Third, the lack of a seal on the warrant did not affect the warrant's validity. Under Wisconsin law, a search warrant need only be signed by a judge and be directed to a lawenforcement officer. See Wis. Stat. § 968.12(1). Although Avery points to a Wisconsin statute requiring all writs to bear the seal of the court, Wis. Stat. § 753.04, no published Wisconsin case has applied this requirement to search warrants. Moreover, the official form for search warrants that appears in the Wisconsin statutes does not indicate that a seal is required. See Wis. Stat. § 968.23. In any event, even if Wisconsin law required the warrant to bear the court's seal, there is no case holding that the Fourth Amendment is violated when a search or seizure is conducted pursuant to a warrant that lacks a seal required by state law. Thus, even if the Fourth Amendment is violated when a search or seizure is conducted pursuant to a warrant that lacks such a seal, Baldwin would be entitled to qualified immunity. See Lowrance v. Pflueger, 878 F.2d 1014, 1017 (7th Cir. 1989) (stating that even if warrant is defective, defendant who executes warrant is not liable under § 1983 unless defendant had no reasonable good-faith belief in the legality of the search or seizure).

Fourth, the lack of a seal on Judge Willis's oath of office did not affect the warrant's validity. Judge Willis took the oath of office before a deputy clerk for Manitowoc County, who signed the document memorializing his having taken the oath. (See Compl. Ex. 6.) Although the document memorializing his having taken the oath contains a space for a notarial officer's seal or stamp, there is nothing in the Wisconsin constitution or statutes indicating that a judge's oath is invalid unless the document memorializing the taking of the oath bears a seal or a stamp. In any event, Baldwin could not have known that the document memorializing Judge Willis's having taken the oath of office was missing a seal, and so even if a seal was required, she would be entitled to qualified immunity. See Lowrance, 878 F.2d at 1017.

Before concluding, I note that Avery included a count in his complaint in which he alleges that his home was damaged during the course of the search. Although the Fourth Amendment is violated when excessive or unnecessary destruction of property occurs during the course of an otherwise valid search, see United States. v. Ramirez, 523 U.S. 65, 71 (1998); Heft v. Moore, 351 F.3d 278, 282 (7th Cir. 2003), Avery does not allege that the damage to his property was excessive or unnecessary.
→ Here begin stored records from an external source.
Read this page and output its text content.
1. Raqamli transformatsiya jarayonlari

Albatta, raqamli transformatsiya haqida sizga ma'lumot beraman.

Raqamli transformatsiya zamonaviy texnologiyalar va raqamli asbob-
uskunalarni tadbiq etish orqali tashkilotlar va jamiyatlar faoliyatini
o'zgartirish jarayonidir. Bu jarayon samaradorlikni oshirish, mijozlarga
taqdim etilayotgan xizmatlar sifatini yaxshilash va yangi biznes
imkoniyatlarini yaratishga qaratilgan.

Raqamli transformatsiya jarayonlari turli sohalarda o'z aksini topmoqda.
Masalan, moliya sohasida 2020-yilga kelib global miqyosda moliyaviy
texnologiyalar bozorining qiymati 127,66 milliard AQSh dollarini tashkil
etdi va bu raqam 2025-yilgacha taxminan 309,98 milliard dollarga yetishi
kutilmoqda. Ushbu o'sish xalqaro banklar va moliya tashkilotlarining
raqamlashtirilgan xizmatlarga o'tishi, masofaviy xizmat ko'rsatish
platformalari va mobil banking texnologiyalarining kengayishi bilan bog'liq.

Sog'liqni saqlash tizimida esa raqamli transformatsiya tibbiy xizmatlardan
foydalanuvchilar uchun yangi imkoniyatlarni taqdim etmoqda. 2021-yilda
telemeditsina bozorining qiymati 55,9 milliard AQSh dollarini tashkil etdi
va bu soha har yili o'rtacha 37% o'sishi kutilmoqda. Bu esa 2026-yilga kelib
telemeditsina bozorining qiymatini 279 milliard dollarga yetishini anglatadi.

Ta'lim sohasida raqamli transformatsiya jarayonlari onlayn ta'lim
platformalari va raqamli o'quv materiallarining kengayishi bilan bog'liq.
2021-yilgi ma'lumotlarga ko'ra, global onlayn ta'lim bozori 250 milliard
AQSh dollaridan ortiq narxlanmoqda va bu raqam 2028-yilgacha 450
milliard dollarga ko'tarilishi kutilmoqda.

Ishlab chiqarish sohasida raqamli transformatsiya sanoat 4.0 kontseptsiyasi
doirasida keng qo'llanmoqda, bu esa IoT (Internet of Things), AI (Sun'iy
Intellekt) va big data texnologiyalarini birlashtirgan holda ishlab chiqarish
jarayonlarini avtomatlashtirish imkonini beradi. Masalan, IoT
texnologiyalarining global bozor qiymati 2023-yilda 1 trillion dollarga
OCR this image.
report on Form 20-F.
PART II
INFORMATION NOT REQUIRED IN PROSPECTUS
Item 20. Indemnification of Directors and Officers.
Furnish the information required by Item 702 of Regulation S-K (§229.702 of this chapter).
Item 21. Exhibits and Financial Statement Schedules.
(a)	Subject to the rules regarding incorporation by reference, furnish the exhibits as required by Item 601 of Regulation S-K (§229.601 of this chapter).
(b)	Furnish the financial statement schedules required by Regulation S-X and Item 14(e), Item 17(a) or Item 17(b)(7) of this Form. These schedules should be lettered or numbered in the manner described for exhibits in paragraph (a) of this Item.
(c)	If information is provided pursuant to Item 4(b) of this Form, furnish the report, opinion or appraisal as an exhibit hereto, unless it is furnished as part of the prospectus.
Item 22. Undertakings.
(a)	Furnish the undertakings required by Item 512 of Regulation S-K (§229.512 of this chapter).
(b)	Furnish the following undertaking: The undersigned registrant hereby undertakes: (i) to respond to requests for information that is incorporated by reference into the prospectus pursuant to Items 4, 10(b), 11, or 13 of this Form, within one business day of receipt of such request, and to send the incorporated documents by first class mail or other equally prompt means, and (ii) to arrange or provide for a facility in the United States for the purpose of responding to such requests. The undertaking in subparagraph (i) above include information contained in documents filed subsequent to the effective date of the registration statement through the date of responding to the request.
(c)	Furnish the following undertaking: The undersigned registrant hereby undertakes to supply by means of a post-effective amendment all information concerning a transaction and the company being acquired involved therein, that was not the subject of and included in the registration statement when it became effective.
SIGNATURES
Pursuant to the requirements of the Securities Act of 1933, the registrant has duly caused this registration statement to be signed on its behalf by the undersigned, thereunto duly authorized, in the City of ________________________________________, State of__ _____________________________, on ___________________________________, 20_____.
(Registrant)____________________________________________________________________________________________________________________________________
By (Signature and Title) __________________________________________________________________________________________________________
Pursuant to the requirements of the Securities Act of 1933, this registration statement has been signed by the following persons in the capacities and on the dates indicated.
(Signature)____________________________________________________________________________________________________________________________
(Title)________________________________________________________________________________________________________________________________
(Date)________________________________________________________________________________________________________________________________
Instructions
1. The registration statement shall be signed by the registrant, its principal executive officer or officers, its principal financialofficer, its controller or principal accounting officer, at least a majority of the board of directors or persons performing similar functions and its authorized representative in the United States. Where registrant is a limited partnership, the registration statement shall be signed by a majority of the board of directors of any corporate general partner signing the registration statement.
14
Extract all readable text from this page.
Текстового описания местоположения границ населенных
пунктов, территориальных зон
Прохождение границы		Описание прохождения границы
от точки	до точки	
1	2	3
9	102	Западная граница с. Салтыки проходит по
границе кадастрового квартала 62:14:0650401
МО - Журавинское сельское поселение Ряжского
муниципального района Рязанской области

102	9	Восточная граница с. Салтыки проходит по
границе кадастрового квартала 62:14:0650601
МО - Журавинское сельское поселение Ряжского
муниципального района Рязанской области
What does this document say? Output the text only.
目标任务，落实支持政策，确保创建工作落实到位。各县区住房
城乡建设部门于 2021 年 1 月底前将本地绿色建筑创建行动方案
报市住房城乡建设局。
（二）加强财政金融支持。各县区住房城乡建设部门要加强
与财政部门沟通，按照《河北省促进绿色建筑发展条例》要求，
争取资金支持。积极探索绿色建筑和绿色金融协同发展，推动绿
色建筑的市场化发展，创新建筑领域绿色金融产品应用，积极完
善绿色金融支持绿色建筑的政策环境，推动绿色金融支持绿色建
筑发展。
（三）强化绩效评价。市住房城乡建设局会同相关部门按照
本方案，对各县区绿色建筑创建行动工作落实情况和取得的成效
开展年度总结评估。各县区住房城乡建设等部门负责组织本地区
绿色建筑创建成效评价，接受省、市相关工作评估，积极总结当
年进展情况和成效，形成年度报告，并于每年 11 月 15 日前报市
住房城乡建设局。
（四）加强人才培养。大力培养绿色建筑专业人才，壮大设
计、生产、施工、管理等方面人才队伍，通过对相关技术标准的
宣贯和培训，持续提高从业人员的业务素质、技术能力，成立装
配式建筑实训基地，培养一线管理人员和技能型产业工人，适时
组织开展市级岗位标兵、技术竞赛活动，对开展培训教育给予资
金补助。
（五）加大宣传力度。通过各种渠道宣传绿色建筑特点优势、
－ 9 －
Rather, he alleges that because the warrant was invalid, any damage that occurred during the search was necessarily unreasonable. (Compl. ¶ 33.) For the reasons explained above, Avery's claim that the warrant was invalid is not plausible, and therefore his claim for property damage must also be dismissed.

Accordingly, IT IS ORDERED that the defendants' motions to dismiss (ECF Nos. 10, 33 & 41) are GRANTED.

IT IS FURTHER ORDERED that the motion to stay discovery filed by defendants Baldwin and Calumet County (ECF No. 27) is DENIED AS MOOT.

IT IS FURTHER ORDERED that Baldwin and Calumet County's motion to strike plaintiff's declaration (ECF No. 39) is GRANTED on the ground that matters outside the pleadings may not be considered in connection with a motion to dismiss a complaint for failure to state a claim.

IT IS FURTHER ORDERED that plaintiff's motion for an extension of time (ECF No. 40) is GRANTED.

IT IS FURTHER ORDERED that the Clerk of Court enter judgment dismissing this action on the merits.


1. Avery contends that Dassey's confession was unreliable. However, in his statement, Dassey admitted to having committed rape and murder, and thus his statement was so strongly against his penal interest that it carried with it a presumption of reliability. See, e.g., United States v. Olson, 408 F.3d 366, 371 (7th Cir. 2005). Moreover, the statement was extremely detailed and was largely consistent with what law enforcement had discovered during previous searches of Avery's home.